Valor Econômico, n. 4958, 12/03/2020. Política, p. A10

Economistas veem risco de judicialização

Hugo Passarelli


A ampliação do Benefício de Prestação Continuada (BPC) deixa o Orçamento federal operando perto do limite e pode representar um teste importante para o teto de gastos públicos, avaliam especialistas. Também há risco de o Executivo decidir judicializar a questão, uma vez que não há uma previsão de receitas para abrigar o montante extra.

Cálculos preliminares da Instituição Fiscal Independente (IF) indicam acréscimo de despesa de R$ 21,5 bilhões ao ano, diz Felipe Salto, diretor-executivo da entidade. O valor pode aumentar a partir da incorporação de informações mais detalhadas, diz. “O resumo é que estaremos operando no limite do limite”, afirma.

O especialista destaca que, a depender da aprovação dos projetos de lei do Congresso Nacional (PLNs), as despesas discricionárias da União, as que têm margem de manobra, podem ficar em torno de R$ 100 bilhões. Como o funcionamento da máquina pública exige um mínimo de R$ 77 bilhões, restariam R$ 23 bilhões para serem contingenciados. Se houver frustração de receitas pode ser necessário ampliar a meta de déficit federal, hoje em R$ 121,5 bilhões para 2020.

Mesmo sem ter uma projeção, Salto diz que o risco é menor para o teto de gastos, que ainda teria relativo espaço para acomodar o valor extra. A Emenda Constitucional 95 determina que, em caso de rompimento do teto, ficam proibidos aumentos reais do funcionalismo ou aprovação de projetos de lei que elevem despesa. ‘Pode ser um teste importante para o teto”, diz Salto.

O economista Marcos Mendes, um dos idealizadores do teto de gastos, lembra que há prerrogativas constitucionais e da Lei de Responsabilidade Fiscal (LRF) que impedem a criação de uma despesa sem a devida fonte de recursos. “Há espaço para o Executivo judicializar ou ir ao Tribunal de Contas da União e argumentar que não existe sustentação para uma despesa aprovada dessa forma”, disse.

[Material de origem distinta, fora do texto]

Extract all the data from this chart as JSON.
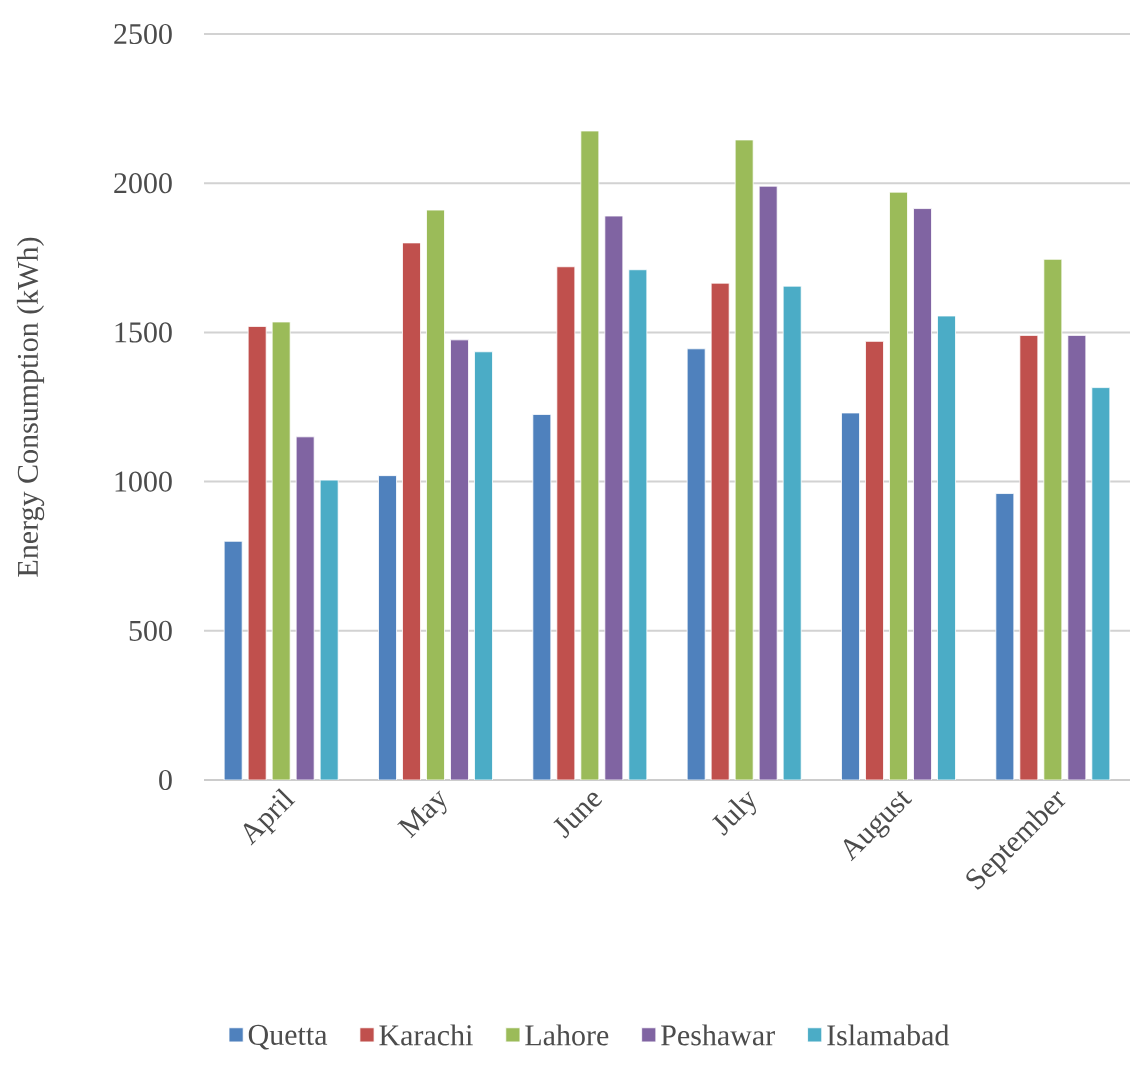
{
  "chart_data": {
    "type": "bar",
    "ylabel": "Energy Consumption (kWh)",
    "categories": [
      "April",
      "May",
      "June",
      "July",
      "August",
      "September"
    ],
    "series": [
      {
        "name": "Quetta",
        "color": "#4f81bd",
        "values": [
          800,
          1020,
          1225,
          1445,
          1230,
          960
        ]
      },
      {
        "name": "Karachi",
        "color": "#c0504d",
        "values": [
          1520,
          1800,
          1720,
          1665,
          1470,
          1490
        ]
      },
      {
        "name": "Lahore",
        "color": "#9bbb59",
        "values": [
          1535,
          1910,
          2175,
          2145,
          1970,
          1745
        ]
      },
      {
        "name": "Peshawar",
        "color": "#8064a2",
        "values": [
          1150,
          1475,
          1890,
          1990,
          1915,
          1490
        ]
      },
      {
        "name": "Islamabad",
        "color": "#4bacc6",
        "values": [
          1005,
          1435,
          1710,
          1655,
          1555,
          1315
        ]
      }
    ],
    "ylim": [
      0,
      2500
    ],
    "yticks": [
      0,
      500,
      1000,
      1500,
      2000,
      2500
    ],
    "grid": "y",
    "legend": "bottom"
  }
}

Mendes avalia que hoje há ameaças crescentes à continuidade do mecanismo. “Existe a desculpa de que precisa gastar para estimular a economia e por isso aumentar os gastos públicos. O Brasil não tem espaço fiscal para isso”, afirma. Em sua opinião, o aumento de gastos públicos levaria a uma piora das expectativas e teria efeito contracionista na economia.

Segundo Mendes, a derrubada do veto ao aumento do BPC é resultado da inépcia do governo em negociar com o Congresso Nacional.